First the maximum affordable payment is set: Payment = income · ratio ÷ 100. From this comes the possible loan: Loan = (payment · 12) ÷ ((rate + repayment) ÷ 100). Add your down payment for the maximum price: Price = loan + down payment.
Background & details
The number that matters most is the maximum monthly payment – not the price. The price is just what falls out of it. So ask yourself first: can I make this payment every single month, even when the car breaks or a child arrives? Only then is the figure healthy.
How to read the result
The calculator splits your affordable payment into interest + repayment. At a 3.5 % rate and 2 % repayment, 5.5 % of your loan is serviced each year. A higher initial repayment clears the debt faster – but shrinks the price you can afford at the same payment. That is not a contradiction; it is a deliberate trade-off between "more house" and "debt-free sooner".
Typical values
- Down payment: Ideally cover the closing costs (which vary by country, often 2–6 %) plus 10–20 % of the price. Lenders reward more equity with noticeably better rates and a lower loan-to-value.

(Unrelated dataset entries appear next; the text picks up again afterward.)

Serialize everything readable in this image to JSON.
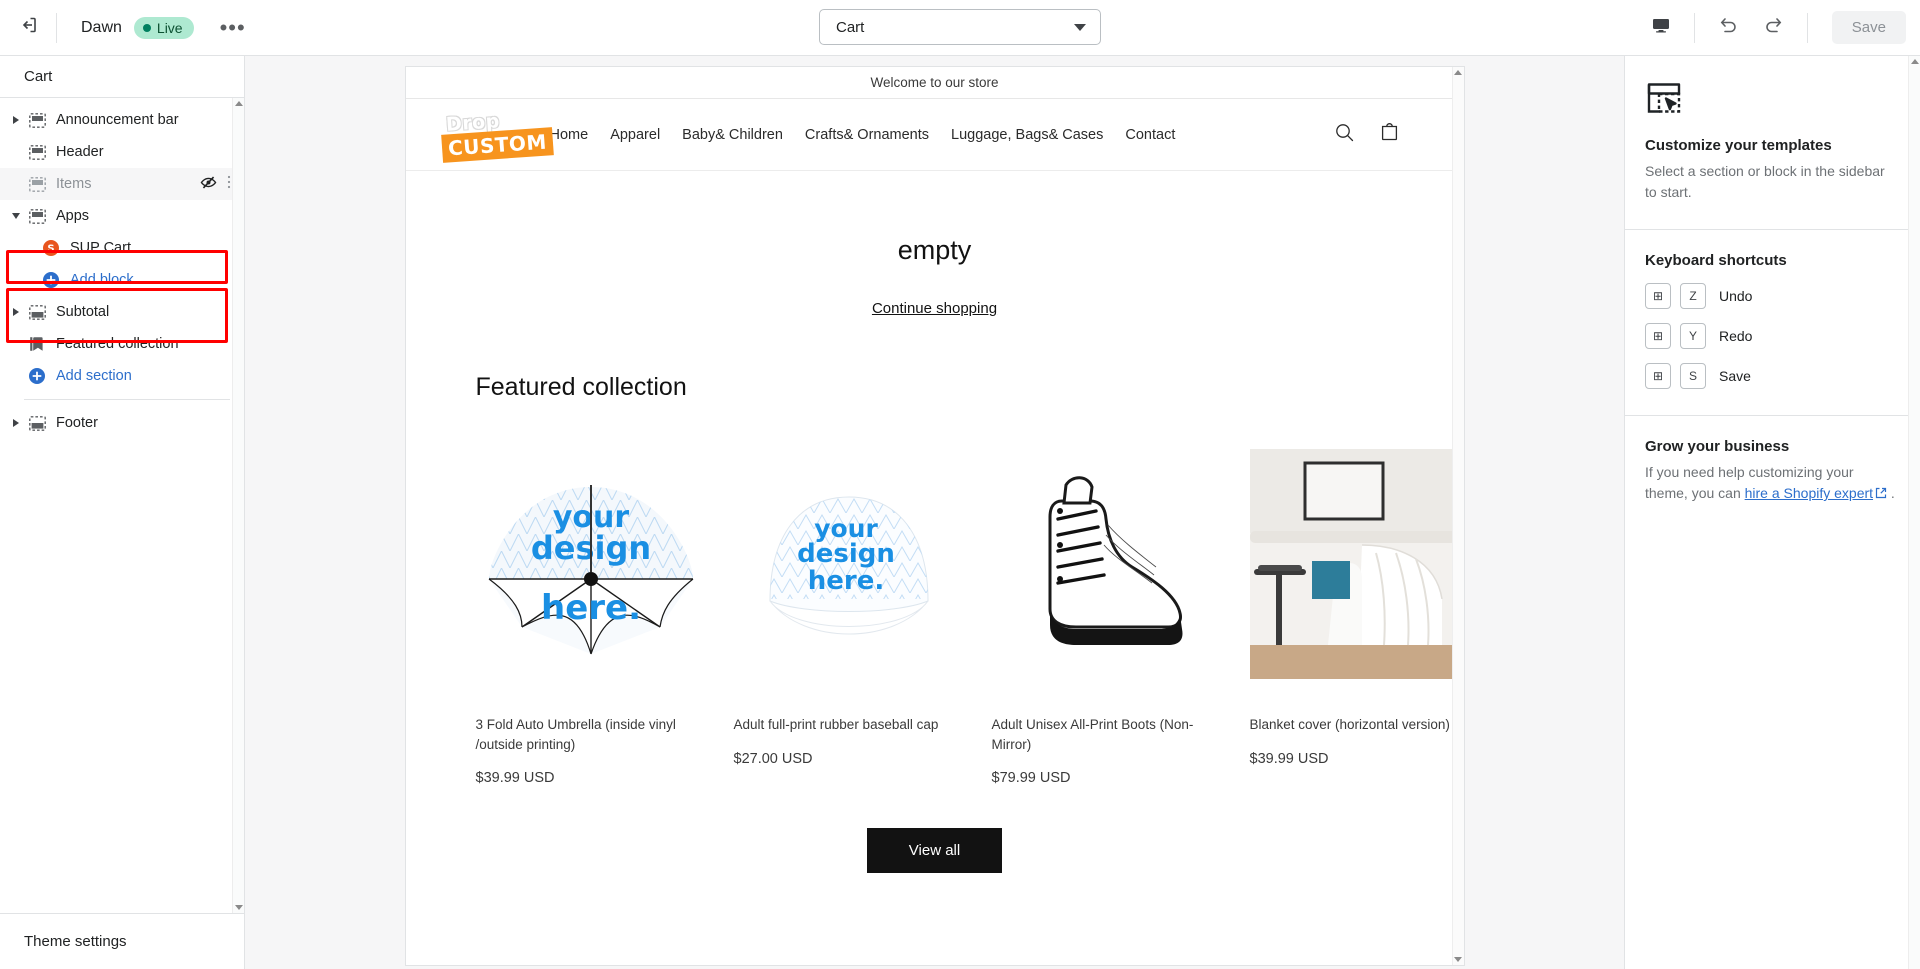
{
  "topbar": {
    "exit_icon": "exit-arrow-icon",
    "theme_name": "Dawn",
    "live_badge": "Live",
    "more_label": "•••",
    "template_selected": "Cart",
    "device_icon": "desktop-icon",
    "undo_icon": "undo-icon",
    "redo_icon": "redo-icon",
    "save_label": "Save"
  },
  "sidebar": {
    "title": "Cart",
    "items": [
      {
        "label": "Announcement bar",
        "icon": "section-icon",
        "twisty": "right",
        "indent": false
      },
      {
        "label": "Header",
        "icon": "section-icon",
        "twisty": "none",
        "indent": false
      },
      {
        "label": "Items",
        "icon": "section-icon",
        "twisty": "none",
        "indent": false,
        "hidden": true,
        "eye_icon": "eye-off-icon",
        "drag_icon": "drag-handle-icon"
      },
      {
        "label": "Apps",
        "icon": "section-icon",
        "twisty": "down",
        "indent": false
      },
      {
        "label": "SUP Cart",
        "icon": "sup-cart-app-icon",
        "twisty": "none",
        "indent": true
      },
      {
        "label": "Add block",
        "icon": "plus-circle-icon",
        "twisty": "none",
        "indent": true,
        "link": true
      },
      {
        "label": "Subtotal",
        "icon": "section-icon",
        "twisty": "right",
        "indent": false
      },
      {
        "label": "Featured collection",
        "icon": "collection-tag-icon",
        "twisty": "none",
        "indent": false
      },
      {
        "label": "Add section",
        "icon": "plus-circle-icon",
        "twisty": "none",
        "indent": false,
        "link": true
      },
      {
        "label": "Footer",
        "icon": "section-icon",
        "twisty": "right",
        "indent": false
      }
    ],
    "footer_label": "Theme settings"
  },
  "preview": {
    "announcement": "Welcome to our store",
    "logo": {
      "line1": "Drop",
      "line2": "CUSTOM",
      "color": "#f7941e"
    },
    "nav": [
      "Home",
      "Apparel",
      "Baby& Children",
      "Crafts& Ornaments",
      "Luggage, Bags& Cases",
      "Contact"
    ],
    "search_icon": "search-icon",
    "cart_icon": "shopping-bag-icon",
    "cart_empty_title": "empty",
    "continue_shopping": "Continue shopping",
    "featured_title": "Featured collection",
    "products": [
      {
        "title": "3 Fold Auto Umbrella (inside vinyl /outside printing)",
        "price": "$39.99 USD",
        "image": "umbrella-your-design-here"
      },
      {
        "title": "Adult full-print rubber baseball cap",
        "price": "$27.00 USD",
        "image": "baseball-cap-your-design-here"
      },
      {
        "title": "Adult Unisex All-Print Boots (Non-Mirror)",
        "price": "$79.99 USD",
        "image": "white-boot"
      },
      {
        "title": "Blanket cover (horizontal version)",
        "price": "$39.99 USD",
        "image": "white-blanket-on-sofa"
      }
    ],
    "view_all": "View all"
  },
  "rightpanel": {
    "template_icon": "template-cursor-icon",
    "customize_title": "Customize your templates",
    "customize_sub": "Select a section or block in the sidebar to start.",
    "shortcuts_title": "Keyboard shortcuts",
    "shortcuts": [
      {
        "mod": "⊞",
        "key": "Z",
        "label": "Undo"
      },
      {
        "mod": "⊞",
        "key": "Y",
        "label": "Redo"
      },
      {
        "mod": "⊞",
        "key": "S",
        "label": "Save"
      }
    ],
    "grow_title": "Grow your business",
    "grow_text_before": "If you need help customizing your theme, you can ",
    "grow_link": "hire a Shopify expert",
    "grow_text_after": " ."
  },
  "annotations": {
    "highlight_color": "#ff0000",
    "boxes": [
      "items-row",
      "apps-group"
    ]
  }
}
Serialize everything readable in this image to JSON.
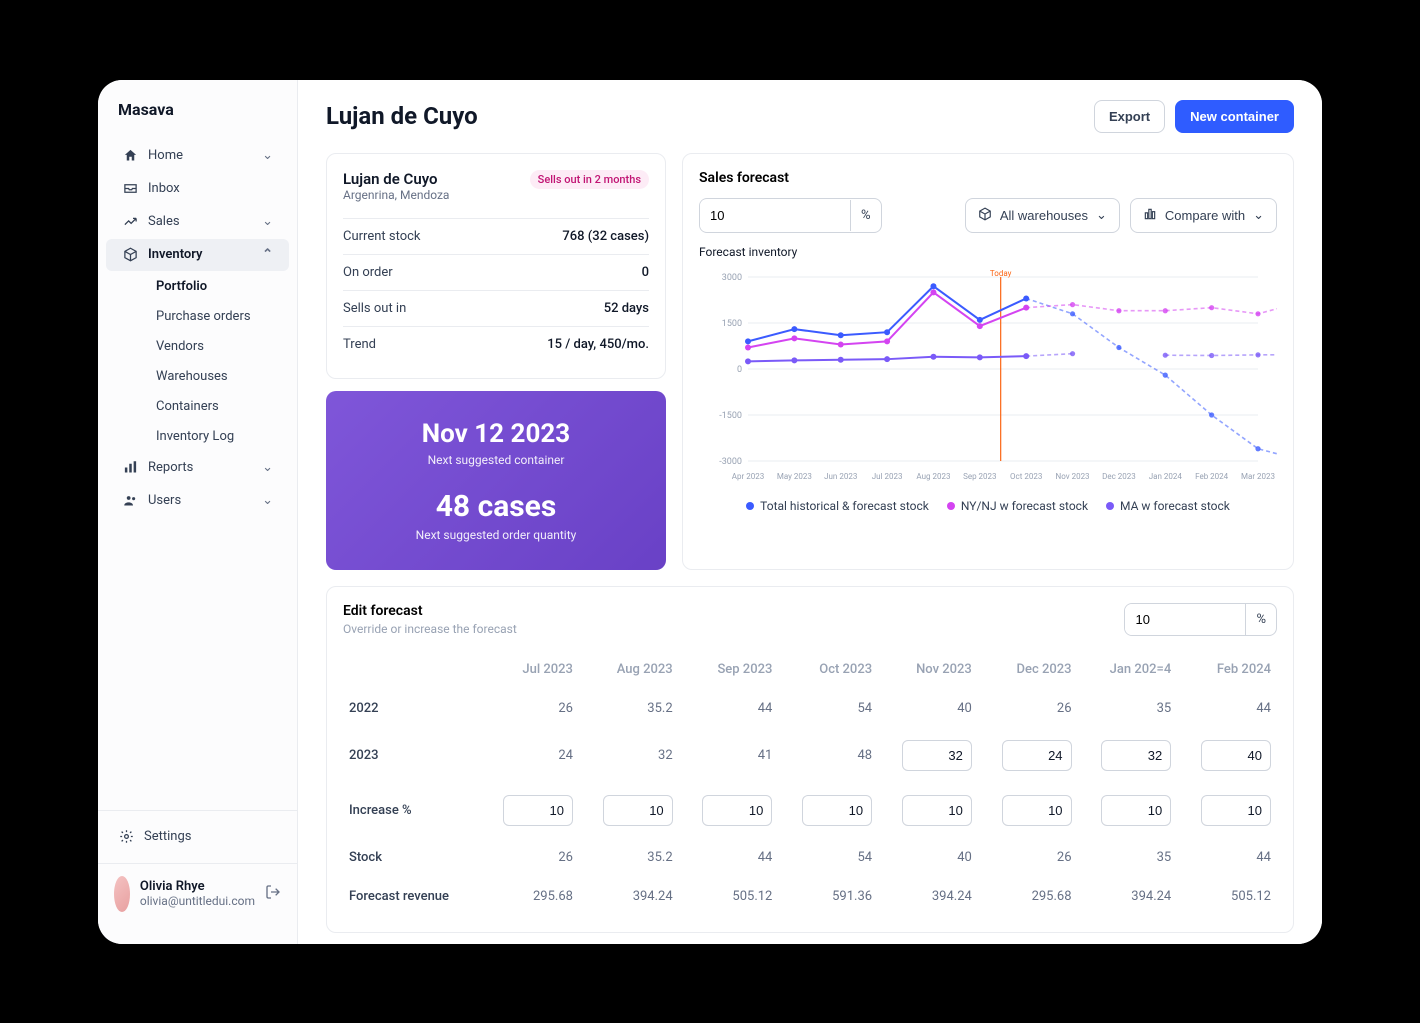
{
  "brand": "Masava",
  "nav": {
    "home": "Home",
    "inbox": "Inbox",
    "sales": "Sales",
    "inventory": "Inventory",
    "inventory_sub": {
      "portfolio": "Portfolio",
      "purchase_orders": "Purchase orders",
      "vendors": "Vendors",
      "warehouses": "Warehouses",
      "containers": "Containers",
      "inventory_log": "Inventory Log"
    },
    "reports": "Reports",
    "users": "Users",
    "settings": "Settings"
  },
  "user": {
    "name": "Olivia Rhye",
    "email": "olivia@untitledui.com"
  },
  "header": {
    "title": "Lujan de Cuyo",
    "export": "Export",
    "new_container": "New container"
  },
  "summary": {
    "title": "Lujan de Cuyo",
    "region": "Argenrina, Mendoza",
    "pill": "Sells out in 2 months",
    "rows": {
      "current_stock_l": "Current stock",
      "current_stock_v": "768 (32 cases)",
      "on_order_l": "On order",
      "on_order_v": "0",
      "sells_out_l": "Sells out in",
      "sells_out_v": "52 days",
      "trend_l": "Trend",
      "trend_v": "15 / day, 450/mo."
    }
  },
  "suggest": {
    "date": "Nov 12 2023",
    "date_label": "Next suggested container",
    "qty": "48 cases",
    "qty_label": "Next suggested order quantity"
  },
  "forecast": {
    "title": "Sales forecast",
    "pct_value": "10",
    "pct_unit": "%",
    "warehouse_btn": "All warehouses",
    "compare_btn": "Compare with",
    "subtitle": "Forecast inventory",
    "today_label": "Today",
    "legend": {
      "a": "Total historical & forecast stock",
      "b": "NY/NJ w forecast stock",
      "c": "MA w forecast stock"
    }
  },
  "edit": {
    "title": "Edit forecast",
    "sub": "Override or increase the forecast",
    "pct_value": "10",
    "pct_unit": "%",
    "months": [
      "Jul 2023",
      "Aug 2023",
      "Sep 2023",
      "Oct 2023",
      "Nov 2023",
      "Dec 2023",
      "Jan 202=4",
      "Feb 2024"
    ],
    "rows": {
      "y2022_label": "2022",
      "y2022": [
        "26",
        "35.2",
        "44",
        "54",
        "40",
        "26",
        "35",
        "44"
      ],
      "y2023_label": "2023",
      "y2023_static": [
        "24",
        "32",
        "41",
        "48"
      ],
      "y2023_editable": [
        "32",
        "24",
        "32",
        "40"
      ],
      "inc_label": "Increase %",
      "inc": [
        "10",
        "10",
        "10",
        "10",
        "10",
        "10",
        "10",
        "10"
      ],
      "stock_label": "Stock",
      "stock": [
        "26",
        "35.2",
        "44",
        "54",
        "40",
        "26",
        "35",
        "44"
      ],
      "rev_label": "Forecast revenue",
      "rev": [
        "295.68",
        "394.24",
        "505.12",
        "591.36",
        "394.24",
        "295.68",
        "394.24",
        "505.12"
      ]
    }
  },
  "chart_data": {
    "type": "line",
    "xlabel": "",
    "ylabel": "",
    "ylim": [
      -3000,
      3000
    ],
    "y_ticks": [
      3000,
      1500,
      0,
      -1500,
      -3000
    ],
    "categories": [
      "Apr 2023",
      "May 2023",
      "Jun 2023",
      "Jul 2023",
      "Aug 2023",
      "Sep 2023",
      "Oct 2023",
      "Nov 2023",
      "Dec 2023",
      "Jan 2024",
      "Feb 2024",
      "Mar 2023"
    ],
    "today_index": 5,
    "series": [
      {
        "name": "Total historical & forecast stock",
        "color": "#3b5bff",
        "solid_values": [
          900,
          1300,
          1100,
          1200,
          2700,
          1600,
          2300
        ],
        "dashed_values": [
          2300,
          1800,
          700,
          -200,
          -1500,
          -2600,
          -3000
        ]
      },
      {
        "name": "NY/NJ w forecast stock",
        "color": "#d444f1",
        "solid_values": [
          700,
          1000,
          800,
          900,
          2500,
          1400,
          2000
        ],
        "dashed_values": [
          2000,
          2100,
          1900,
          1900,
          2000,
          1800,
          2200
        ]
      },
      {
        "name": "MA w forecast stock",
        "color": "#7a5af8",
        "solid_values": [
          250,
          280,
          300,
          320,
          400,
          380,
          420
        ],
        "dashed_values": [
          420,
          500,
          null,
          450,
          440,
          460,
          470
        ]
      }
    ]
  }
}
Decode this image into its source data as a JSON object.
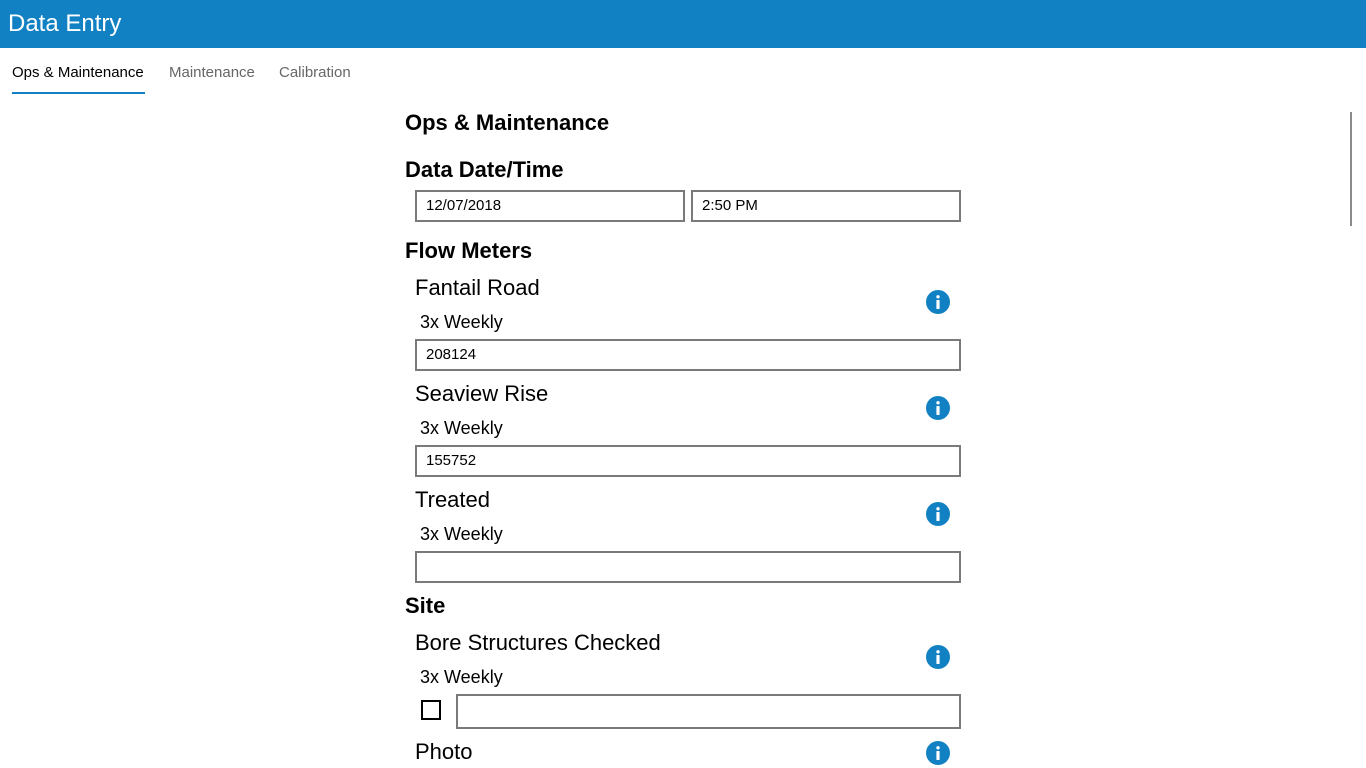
{
  "app": {
    "title": "Data Entry",
    "accent": "#1181c3"
  },
  "tabs": [
    {
      "label": "Ops & Maintenance",
      "active": true
    },
    {
      "label": "Maintenance",
      "active": false
    },
    {
      "label": "Calibration",
      "active": false
    }
  ],
  "page": {
    "heading": "Ops & Maintenance",
    "datetime": {
      "heading": "Data Date/Time",
      "date": "12/07/2018",
      "time": "2:50 PM"
    },
    "flow_meters": {
      "heading": "Flow Meters",
      "items": [
        {
          "label": "Fantail Road",
          "frequency": "3x Weekly",
          "value": "208124",
          "icon": "info-icon"
        },
        {
          "label": "Seaview Rise",
          "frequency": "3x Weekly",
          "value": "155752",
          "icon": "info-icon"
        },
        {
          "label": "Treated",
          "frequency": "3x Weekly",
          "value": "",
          "icon": "info-icon"
        }
      ]
    },
    "site": {
      "heading": "Site",
      "items": [
        {
          "label": "Bore Structures Checked",
          "frequency": "3x Weekly",
          "checked": false,
          "comment": "",
          "icon": "info-icon"
        },
        {
          "label": "Photo",
          "icon": "info-icon"
        }
      ]
    }
  }
}
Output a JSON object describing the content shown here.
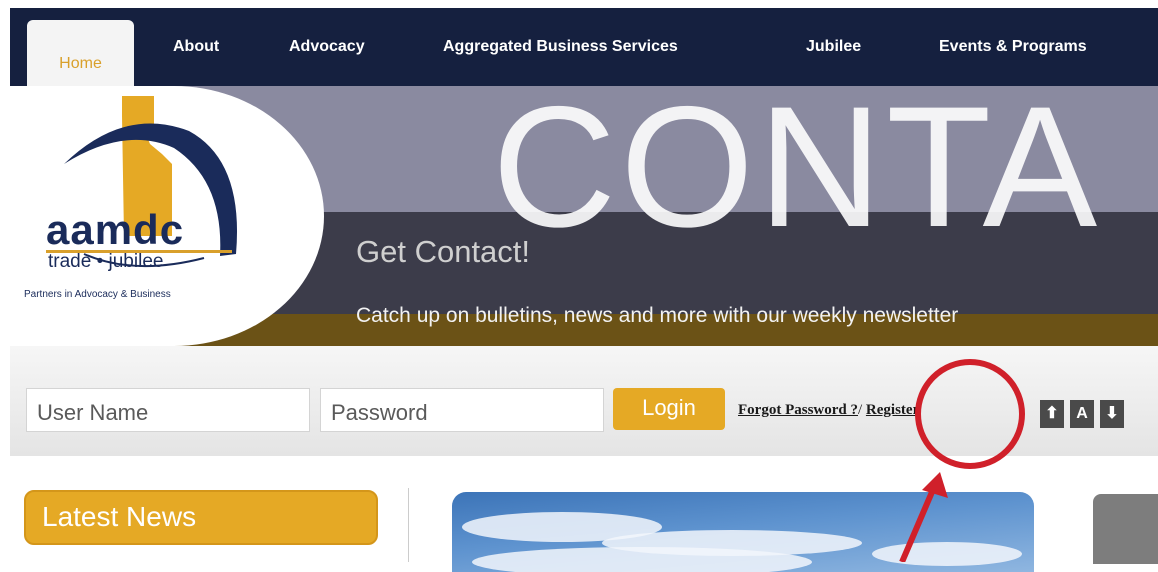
{
  "nav": {
    "items": [
      "Home",
      "About",
      "Advocacy",
      "Aggregated Business Services",
      "Jubilee",
      "Events & Programs"
    ],
    "active": "Home"
  },
  "hero": {
    "big_text": "CONTA",
    "title": "Get Contact!",
    "subtitle": "Catch up on bulletins, news and more with our weekly newsletter"
  },
  "logo": {
    "name": "aamdc",
    "subname": "trade • jubilee",
    "tagline": "Partners in Advocacy & Business"
  },
  "login": {
    "username_placeholder": "User Name",
    "password_placeholder": "Password",
    "login_label": "Login",
    "forgot_label": "Forgot Password ?",
    "separator": "/",
    "register_label": "Register"
  },
  "text_controls": {
    "increase": "⬆",
    "reset": "A",
    "decrease": "⬇"
  },
  "news": {
    "title": "Latest News"
  },
  "colors": {
    "nav_bg": "#15203f",
    "accent_gold": "#e5a925",
    "annotation_red": "#d0202a"
  }
}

- Initial repayment: Below 2 % the term gets dangerously long (often 35+ years). 2–3 % is considered solid.
- Housing cost ratio: 30–35 % is the safe zone. Above 40 % things get tight fast.
Common mistakes
The biggest one: staring at the maximum price and maxing it out. That number is a ceiling, not a target. The second: forgetting closing costs – they are not in the result and usually have to come out of your down payment, not the loan. The third: assuming today's low rate for the whole term. After a fixed period of 5, 10 or 15 years comes a refinance that may cost a lot more.
Practical tips
Budget a maintenance buffer – as an owner you pay for repairs yourself (a rough rule is 1 unit of currency per square metre per month). Re-run the payment at a higher rate to check whether you could survive a costlier refinance. And keep an emergency fund of 3–6 months of expenses instead of pouring every last coin into the down payment.
This tool is perfect for a first reality check before you talk to a bank or agent. For the actual mortgage you need a concrete offer with your personal rate, because that depends on your credit profile, the property and the loan-to-value.